One of my goals was to combine data from multiple reports in order to ease the analysis of multiple samples. It was also important for me to not waste time working on deployment and installation procedures. At the same I was working on setting up a Nextflow pipeline to launch jobs on the university's HPC cluster "SONIC".
Implementation
I developed Spideog to read one or multiple Kraken report and write one tree file or one CSV file. I use the simple Newick format for the tree, and a tidy format5 for the abundance data. Newick trees are easily readable in R (and other analysis language) with the {ape} package6, and tidy data is the standard for the Tidyverse7, the easiest way to format data if you make plots with {ggplot}8. These file formats can be combined to merge the results of multiple analysis.
Spideog is implemented in Rust. I set up a continuous integration to build binaries for Linux, OSX, and Windows. No dependencies needed. No Docker container or Conda environment needed. No need to have Rust installed on the machine.

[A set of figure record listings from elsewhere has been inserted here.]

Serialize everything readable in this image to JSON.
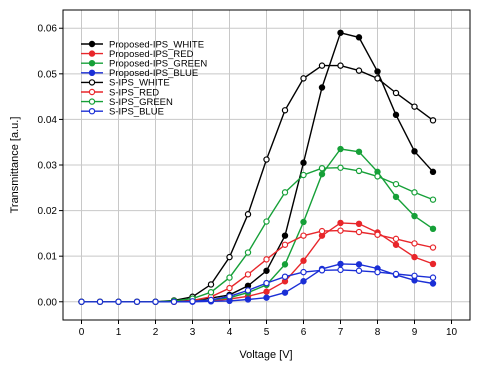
{
  "chart_data": {
    "type": "line",
    "title": "",
    "xlabel": "Voltage [V]",
    "ylabel": "Transmittance [a.u.]",
    "xlim": [
      -0.5,
      10.5
    ],
    "ylim": [
      -0.004,
      0.064
    ],
    "x_ticks": [
      "0",
      "1",
      "2",
      "3",
      "4",
      "5",
      "6",
      "7",
      "8",
      "9",
      "10"
    ],
    "y_ticks": [
      "0.00",
      "0.01",
      "0.02",
      "0.03",
      "0.04",
      "0.05",
      "0.06"
    ],
    "grid": true,
    "legend_position": "top-left",
    "x": [
      0,
      0.5,
      1,
      1.5,
      2,
      2.5,
      3,
      3.5,
      4,
      4.5,
      5,
      5.5,
      6,
      6.5,
      7,
      7.5,
      8,
      8.5,
      9,
      9.5
    ],
    "series": [
      {
        "name": "Proposed-IPS_WHITE",
        "color": "#000000",
        "marker": "filled",
        "values": [
          0,
          0,
          0,
          0,
          0,
          0.0001,
          0.0003,
          0.0008,
          0.0015,
          0.0035,
          0.0068,
          0.0145,
          0.0305,
          0.047,
          0.059,
          0.058,
          0.0505,
          0.041,
          0.033,
          0.0285
        ]
      },
      {
        "name": "Proposed-IPS_RED",
        "color": "#e8262b",
        "marker": "filled",
        "values": [
          0,
          0,
          0,
          0,
          0,
          0,
          0.0001,
          0.0002,
          0.0006,
          0.0012,
          0.0022,
          0.0045,
          0.009,
          0.0145,
          0.0173,
          0.0171,
          0.0152,
          0.0125,
          0.0098,
          0.0083
        ]
      },
      {
        "name": "Proposed-IPS_GREEN",
        "color": "#16a038",
        "marker": "filled",
        "values": [
          0,
          0,
          0,
          0,
          0,
          0,
          0.0002,
          0.0004,
          0.0009,
          0.002,
          0.0037,
          0.0082,
          0.0175,
          0.028,
          0.0335,
          0.0329,
          0.0285,
          0.023,
          0.0188,
          0.016
        ]
      },
      {
        "name": "Proposed-IPS_BLUE",
        "color": "#1b2fd6",
        "marker": "filled",
        "values": [
          0,
          0,
          0,
          0,
          0,
          0,
          0,
          0.0001,
          0.0002,
          0.0005,
          0.0009,
          0.002,
          0.0045,
          0.0072,
          0.0083,
          0.0082,
          0.0073,
          0.0059,
          0.0047,
          0.004
        ]
      },
      {
        "name": "S-IPS_WHITE",
        "color": "#000000",
        "marker": "open",
        "values": [
          0,
          0,
          0,
          0,
          0,
          0.0003,
          0.0011,
          0.0038,
          0.0098,
          0.0192,
          0.0312,
          0.042,
          0.049,
          0.0518,
          0.0518,
          0.0507,
          0.049,
          0.0458,
          0.0428,
          0.0398
        ]
      },
      {
        "name": "S-IPS_RED",
        "color": "#e8262b",
        "marker": "open",
        "values": [
          0,
          0,
          0,
          0,
          0,
          0,
          0.0003,
          0.0011,
          0.003,
          0.006,
          0.0093,
          0.0125,
          0.0145,
          0.0155,
          0.0156,
          0.0153,
          0.0147,
          0.0138,
          0.0128,
          0.0119
        ]
      },
      {
        "name": "S-IPS_GREEN",
        "color": "#16a038",
        "marker": "open",
        "values": [
          0,
          0,
          0,
          0,
          0,
          0.0002,
          0.0007,
          0.0021,
          0.0053,
          0.0108,
          0.0176,
          0.024,
          0.0278,
          0.0293,
          0.0294,
          0.0287,
          0.0275,
          0.0258,
          0.024,
          0.0224
        ]
      },
      {
        "name": "S-IPS_BLUE",
        "color": "#1b2fd6",
        "marker": "open",
        "values": [
          0,
          0,
          0,
          0,
          0,
          0,
          0.0001,
          0.0004,
          0.0012,
          0.0025,
          0.0041,
          0.0055,
          0.0065,
          0.0069,
          0.007,
          0.0068,
          0.0065,
          0.0061,
          0.0057,
          0.0053
        ]
      }
    ]
  }
}
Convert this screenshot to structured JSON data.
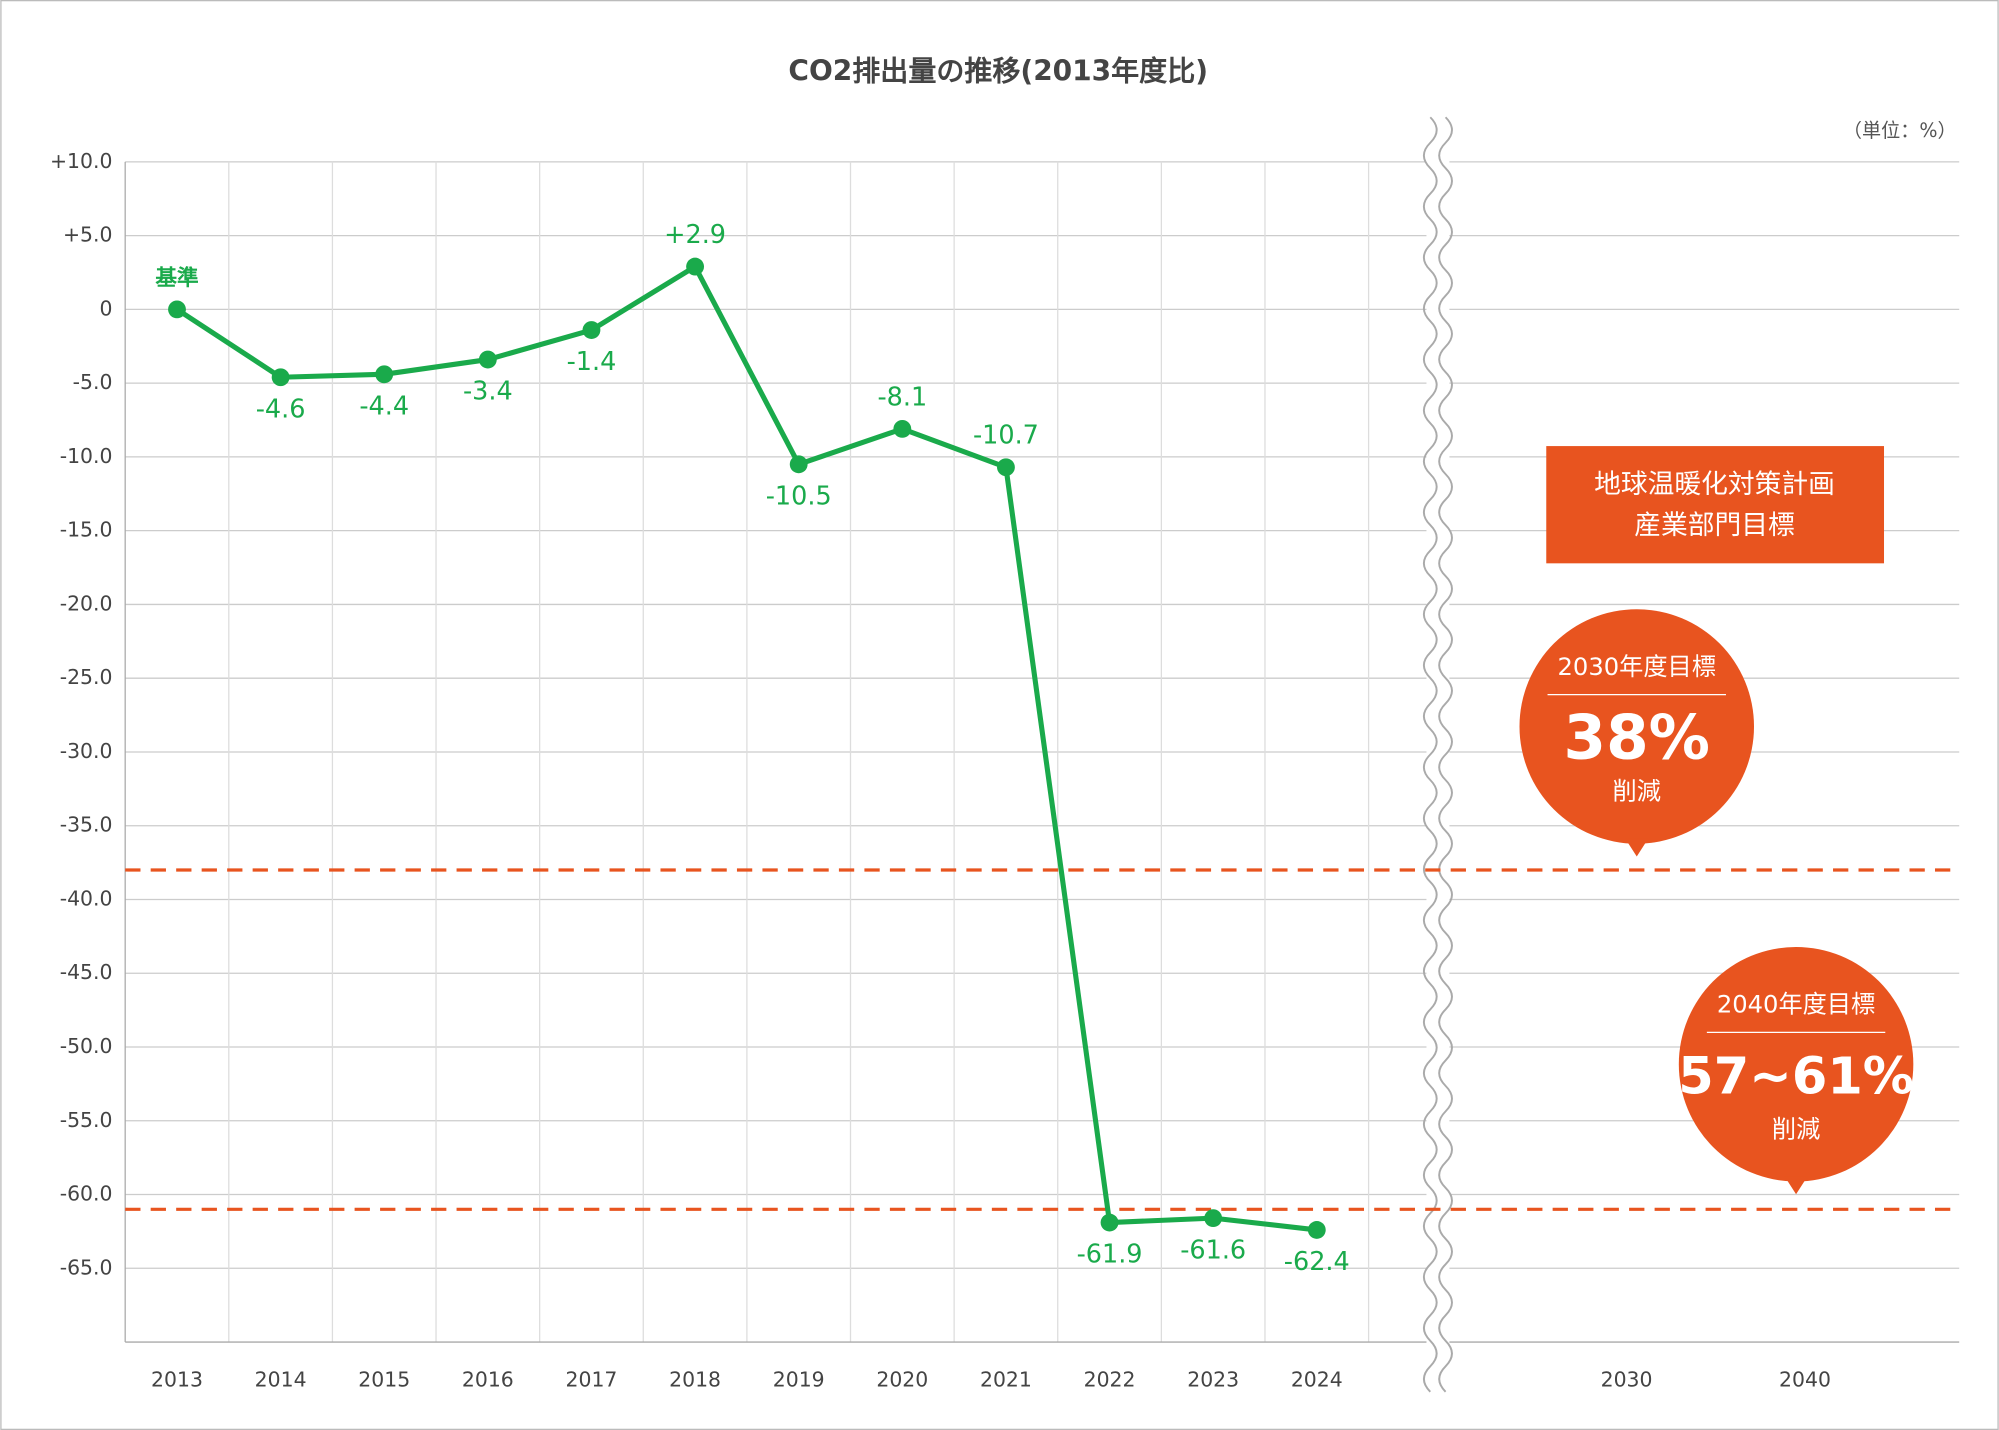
{
  "chart_data": {
    "type": "line",
    "title": "CO2排出量の推移(2013年度比)",
    "unit_label": "（単位：%）",
    "categories": [
      "2013",
      "2014",
      "2015",
      "2016",
      "2017",
      "2018",
      "2019",
      "2020",
      "2021",
      "2022",
      "2023",
      "2024",
      "2030",
      "2040"
    ],
    "series": [
      {
        "name": "CO2排出量",
        "color": "#1aaa4b",
        "values": [
          0,
          -4.6,
          -4.4,
          -3.4,
          -1.4,
          2.9,
          -10.5,
          -8.1,
          -10.7,
          -61.9,
          -61.6,
          -62.4,
          null,
          null
        ],
        "value_labels": [
          "基準",
          "-4.6",
          "-4.4",
          "-3.4",
          "-1.4",
          "+2.9",
          "-10.5",
          "-8.1",
          "-10.7",
          "-61.9",
          "-61.6",
          "-62.4",
          null,
          null
        ]
      }
    ],
    "ylim": [
      -70,
      10
    ],
    "yticks": [
      {
        "value": 10,
        "label": "+10.0"
      },
      {
        "value": 5,
        "label": "+5.0"
      },
      0,
      {
        "value": -5,
        "label": "-5.0"
      },
      {
        "value": -10,
        "label": "-10.0"
      },
      {
        "value": -15,
        "label": "-15.0"
      },
      {
        "value": -20,
        "label": "-20.0"
      },
      {
        "value": -25,
        "label": "-25.0"
      },
      {
        "value": -30,
        "label": "-30.0"
      },
      {
        "value": -35,
        "label": "-35.0"
      },
      {
        "value": -40,
        "label": "-40.0"
      },
      {
        "value": -45,
        "label": "-45.0"
      },
      {
        "value": -50,
        "label": "-50.0"
      },
      {
        "value": -55,
        "label": "-55.0"
      },
      {
        "value": -60,
        "label": "-60.0"
      },
      {
        "value": -65,
        "label": "-65.0"
      }
    ],
    "grid": true,
    "target_lines": {
      "color": "#e8541f",
      "values": [
        -38,
        -61
      ]
    },
    "target_box": {
      "color": "#e8541f",
      "lines": [
        "地球温暖化対策計画",
        "産業部門目標"
      ]
    },
    "targets": [
      {
        "heading": "2030年度目標",
        "amount": "38%",
        "note": "削減"
      },
      {
        "heading": "2040年度目標",
        "amount": "57~61%",
        "note": "削減"
      }
    ]
  }
}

I added the binary to my Nextflow pipeline (in the bin/
folder, you could make a container wrapper if you want to have everything in containers and not have binaries in your git repository), it works like a charm on the cluster, no extra hassle.
Example
For development and test purposes I manually crafted 2 kKraken reports with few differences in read counts and also with different species found.
The Spideog's subcommand combine-trees
will take all the reports you give it (thanks for glob) and generate a single tree in Newick format, that you can read with ape and ggtree. The subcommand combine-abundances
will produce 1 CSV file that can be read with R. Then using fortify
on the tree object to get a data frame, you can join the 2 objects to plot heatmap and other data visualisation with ggplot2 (or base R plot functions).